Okay, so how can a place make this list if it never even hosted a single World Cup match? Because it's the Bombonera, that's why. The Estadio Alberto J. Armando (it's official name since 2000) is preceded by its quasi-mystical reputation. It is said to be the most intimidating place to play, anywhere. The curious shape that gives the grounds its name (a "flat" stand on one side of the pitch and three steep stands around the rest resembles a candy box, or bombonera in Spanish) only adds to its mystique and contributes to the raucous acoustics. The place quite literally sways back and forth when its crazed fans are in full frenzy. Attending a match at the Bombonera, preferably for a Boca Juniors vs. River Plate superclasico, is arguably a requirement for anybody wishing to call themselves a true fan of the beautiful game.

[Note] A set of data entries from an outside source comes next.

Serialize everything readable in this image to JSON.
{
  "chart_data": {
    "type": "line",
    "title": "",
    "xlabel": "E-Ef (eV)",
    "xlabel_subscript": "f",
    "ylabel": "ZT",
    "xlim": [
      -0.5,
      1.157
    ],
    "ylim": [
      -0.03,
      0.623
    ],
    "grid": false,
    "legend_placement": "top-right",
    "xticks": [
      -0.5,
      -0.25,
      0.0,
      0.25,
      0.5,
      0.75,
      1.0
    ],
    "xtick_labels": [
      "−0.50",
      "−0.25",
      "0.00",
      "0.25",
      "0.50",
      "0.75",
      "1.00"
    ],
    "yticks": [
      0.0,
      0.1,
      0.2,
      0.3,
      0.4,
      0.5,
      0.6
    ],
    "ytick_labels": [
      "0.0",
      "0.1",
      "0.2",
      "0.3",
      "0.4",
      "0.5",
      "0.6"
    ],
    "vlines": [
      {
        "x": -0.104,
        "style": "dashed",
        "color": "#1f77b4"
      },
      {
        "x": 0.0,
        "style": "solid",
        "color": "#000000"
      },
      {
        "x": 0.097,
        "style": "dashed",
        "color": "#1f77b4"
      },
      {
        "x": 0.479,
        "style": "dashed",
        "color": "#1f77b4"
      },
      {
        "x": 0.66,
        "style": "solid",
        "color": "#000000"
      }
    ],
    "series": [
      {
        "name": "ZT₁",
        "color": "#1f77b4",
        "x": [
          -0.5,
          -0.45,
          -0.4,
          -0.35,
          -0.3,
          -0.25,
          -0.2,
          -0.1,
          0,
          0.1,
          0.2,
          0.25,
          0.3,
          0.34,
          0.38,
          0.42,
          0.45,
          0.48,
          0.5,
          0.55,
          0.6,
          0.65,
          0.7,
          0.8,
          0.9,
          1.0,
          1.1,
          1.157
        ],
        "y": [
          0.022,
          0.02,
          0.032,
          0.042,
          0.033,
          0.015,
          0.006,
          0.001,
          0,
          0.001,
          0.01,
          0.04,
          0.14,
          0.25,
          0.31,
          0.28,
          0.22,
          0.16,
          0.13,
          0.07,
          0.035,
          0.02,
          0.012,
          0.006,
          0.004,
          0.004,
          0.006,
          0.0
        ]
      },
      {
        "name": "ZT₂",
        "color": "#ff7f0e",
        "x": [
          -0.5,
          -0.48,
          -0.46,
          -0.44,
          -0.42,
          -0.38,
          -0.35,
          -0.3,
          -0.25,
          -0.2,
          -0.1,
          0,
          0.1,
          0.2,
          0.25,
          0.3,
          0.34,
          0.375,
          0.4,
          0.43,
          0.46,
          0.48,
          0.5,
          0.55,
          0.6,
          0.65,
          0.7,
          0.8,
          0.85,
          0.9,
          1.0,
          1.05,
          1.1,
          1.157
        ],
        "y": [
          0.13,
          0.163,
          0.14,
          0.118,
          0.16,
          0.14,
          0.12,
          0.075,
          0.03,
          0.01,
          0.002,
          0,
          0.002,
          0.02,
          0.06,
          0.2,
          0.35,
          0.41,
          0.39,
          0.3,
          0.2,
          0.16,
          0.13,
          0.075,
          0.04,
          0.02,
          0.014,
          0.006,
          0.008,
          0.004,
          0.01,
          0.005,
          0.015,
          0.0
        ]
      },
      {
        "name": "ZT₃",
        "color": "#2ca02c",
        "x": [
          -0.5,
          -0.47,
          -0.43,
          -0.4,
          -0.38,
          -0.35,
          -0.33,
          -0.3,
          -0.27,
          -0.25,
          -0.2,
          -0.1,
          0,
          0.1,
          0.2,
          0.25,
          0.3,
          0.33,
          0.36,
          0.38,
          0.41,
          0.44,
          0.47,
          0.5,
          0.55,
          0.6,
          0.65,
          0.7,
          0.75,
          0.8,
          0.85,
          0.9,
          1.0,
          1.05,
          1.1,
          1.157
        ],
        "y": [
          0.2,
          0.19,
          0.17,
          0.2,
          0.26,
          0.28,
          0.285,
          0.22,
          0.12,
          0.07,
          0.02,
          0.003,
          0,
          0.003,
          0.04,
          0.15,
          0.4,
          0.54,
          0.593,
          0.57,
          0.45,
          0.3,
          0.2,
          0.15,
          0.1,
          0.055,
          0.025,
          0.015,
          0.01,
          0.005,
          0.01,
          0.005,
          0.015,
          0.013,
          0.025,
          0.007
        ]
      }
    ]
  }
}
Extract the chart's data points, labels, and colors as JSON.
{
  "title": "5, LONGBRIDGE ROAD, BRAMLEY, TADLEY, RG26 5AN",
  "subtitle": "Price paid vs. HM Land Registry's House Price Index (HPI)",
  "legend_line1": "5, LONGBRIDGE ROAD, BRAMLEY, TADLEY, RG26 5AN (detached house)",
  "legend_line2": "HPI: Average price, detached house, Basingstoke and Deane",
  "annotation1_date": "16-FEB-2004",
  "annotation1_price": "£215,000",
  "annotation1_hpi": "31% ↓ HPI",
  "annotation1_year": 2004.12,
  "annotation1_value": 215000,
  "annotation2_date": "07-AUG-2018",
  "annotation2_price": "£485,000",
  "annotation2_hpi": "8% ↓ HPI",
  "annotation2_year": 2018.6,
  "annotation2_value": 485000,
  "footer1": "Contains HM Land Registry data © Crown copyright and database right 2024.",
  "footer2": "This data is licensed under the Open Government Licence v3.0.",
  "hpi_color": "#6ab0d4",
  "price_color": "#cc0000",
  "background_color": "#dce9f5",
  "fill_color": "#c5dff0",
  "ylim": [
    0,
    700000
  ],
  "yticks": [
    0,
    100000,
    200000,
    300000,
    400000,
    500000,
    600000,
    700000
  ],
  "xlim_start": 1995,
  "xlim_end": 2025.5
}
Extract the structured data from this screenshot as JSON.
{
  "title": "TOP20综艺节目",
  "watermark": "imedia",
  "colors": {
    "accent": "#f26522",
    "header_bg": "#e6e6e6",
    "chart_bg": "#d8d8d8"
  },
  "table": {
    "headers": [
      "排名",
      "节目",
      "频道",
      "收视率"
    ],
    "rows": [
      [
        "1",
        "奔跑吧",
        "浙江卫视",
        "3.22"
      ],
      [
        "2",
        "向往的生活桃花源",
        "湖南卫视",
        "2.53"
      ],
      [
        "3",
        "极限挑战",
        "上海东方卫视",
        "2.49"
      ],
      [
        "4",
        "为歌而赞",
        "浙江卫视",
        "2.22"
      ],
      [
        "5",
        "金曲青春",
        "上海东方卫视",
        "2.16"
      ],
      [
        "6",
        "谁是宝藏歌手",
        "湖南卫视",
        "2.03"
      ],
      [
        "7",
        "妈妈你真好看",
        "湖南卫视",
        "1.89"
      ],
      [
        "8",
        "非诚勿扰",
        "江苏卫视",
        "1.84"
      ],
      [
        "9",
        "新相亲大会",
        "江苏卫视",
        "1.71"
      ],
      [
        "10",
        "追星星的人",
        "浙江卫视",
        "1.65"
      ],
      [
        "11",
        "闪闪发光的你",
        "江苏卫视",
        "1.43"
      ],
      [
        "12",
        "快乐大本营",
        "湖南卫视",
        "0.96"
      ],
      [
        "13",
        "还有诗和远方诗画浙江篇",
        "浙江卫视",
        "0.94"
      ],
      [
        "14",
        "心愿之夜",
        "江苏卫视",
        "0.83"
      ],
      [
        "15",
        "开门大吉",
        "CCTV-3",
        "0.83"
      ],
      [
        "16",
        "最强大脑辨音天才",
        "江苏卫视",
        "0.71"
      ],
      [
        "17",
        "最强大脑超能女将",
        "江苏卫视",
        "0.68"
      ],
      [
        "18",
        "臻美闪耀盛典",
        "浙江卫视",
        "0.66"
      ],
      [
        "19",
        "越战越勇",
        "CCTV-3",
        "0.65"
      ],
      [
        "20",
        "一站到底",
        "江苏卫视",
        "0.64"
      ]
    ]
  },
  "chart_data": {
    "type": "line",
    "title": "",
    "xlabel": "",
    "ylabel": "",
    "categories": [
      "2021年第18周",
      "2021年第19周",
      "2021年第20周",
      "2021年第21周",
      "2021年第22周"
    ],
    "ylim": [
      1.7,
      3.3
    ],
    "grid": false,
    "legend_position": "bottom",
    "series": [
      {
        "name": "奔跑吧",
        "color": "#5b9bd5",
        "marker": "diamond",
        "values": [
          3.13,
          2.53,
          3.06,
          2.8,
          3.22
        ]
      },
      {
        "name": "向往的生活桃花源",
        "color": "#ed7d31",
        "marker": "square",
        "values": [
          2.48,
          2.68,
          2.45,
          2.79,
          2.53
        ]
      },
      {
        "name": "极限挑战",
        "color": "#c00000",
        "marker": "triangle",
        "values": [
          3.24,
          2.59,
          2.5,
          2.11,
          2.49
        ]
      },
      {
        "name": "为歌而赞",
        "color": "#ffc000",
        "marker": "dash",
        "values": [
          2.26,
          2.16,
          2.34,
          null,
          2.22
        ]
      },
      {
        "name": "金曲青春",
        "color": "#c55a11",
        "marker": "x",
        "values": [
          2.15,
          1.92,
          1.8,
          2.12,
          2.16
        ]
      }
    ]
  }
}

If this makes the stadium sound like a veritable temple to the sport, that's because it is. So why then isn't it higher up in these rankings? Indeed, why isn't it No. 1? Simple. For all its (numerous) charms, the Bombonera has hosted few matches of historical significance. Perhaps because one of the times it did, in 1969, the home side (in this case the Argentine national team) managed just a 2-2 draw with Peru in a vital World Cup qualifier that kept the albiceleste out of the 1970 World Cup. It was not used in the 1978 World Cup. Unfortunately, this dearth of historic activity keeps the grounds from becoming the mecca of the sport.

Which is not to say La Bombonera hasn't hosted some important, if not groundbreaking events in world soccer. It was here that a certain Diego Armando Maradona received his first cap for the Argentine national team, entering as a second-half substitute in a 1977 friendly against Hungary. (Maradona did not play his first professional game here, as is often assumed because of his affiliation with Boca Juniors, a club he did not actually join until 1981, when he was 21 years old. Previously he played with Argentinos Juniors). Juan Riquelme got his full international debut at La Bombonera in a 1997 World Cup qualifier against Colombia (which ended in a 1-1 draw). In 1968, Manchester United played here (and lost, to Estudiantes) in the first leg of the Intercontinental Cup. In 1977, Boca Juniors hosted Borussia Moenchengladbach of Germany (after Liverpool passed on the invite) in the same tournament. England played a friendly here in 1977 (and drew, 1-1. Hard to believe there were once "friendly" matches between England and Argentina).

Then there are the Superclasico matches, between River Plate and Boca Juniors, about which an entire book can be (and probably has been) written. The U.K.'s Observer famously listed attending one of these matches as the very first of 50 "sporting events you must do before you die." About 220 such matches have been played, not including friendlies. Many of these have been held at La Bombonera, including several epic encounters: In 1962, Boca beat River 1-0 to move into first place (they captured the title in the next round). In 1974, Carlos Garcia Cambon scored four goals in his Boca Juniors debut as the home side won 5-2 (Gambon remains the only player of either team to have scored four times in the Superclasico). In 1996, Claudio Caniggia scored three as Boca defeated River 4-1. In 2000, Boca won the return leg of the Copa Libertadores quarterfinal by 3-0 to advance to the semis 4-2 on aggregate. They would eventually win the tournament. Of course, River had their share of triumphs at La Bombonera as well, perhaps most famously in 1977 when they scored a last minute winner on their way to the Metropolitano championship.

Photo taken from


  1. for a stadium to be famous, or atleast used regularly, it has to have some significance, historical or other. Estadio Alberto probably isnt famous for the games it has hosted as you rightly pointed out.

  2. no it's not famous for the games it hosted (though I'm sure our readers in Argentina will disagree with that) but I don't think anybody would argue that the Bombonera isn't famous. Going there is at or close to the top of every soccer fan's to-do list.

  3. Funny to see Bombonera and San Siro at 9 and 10 as I am sure that those are the only 2 top 10 stadiums I've been to a game at. Been to camp nou too but did not see a match there.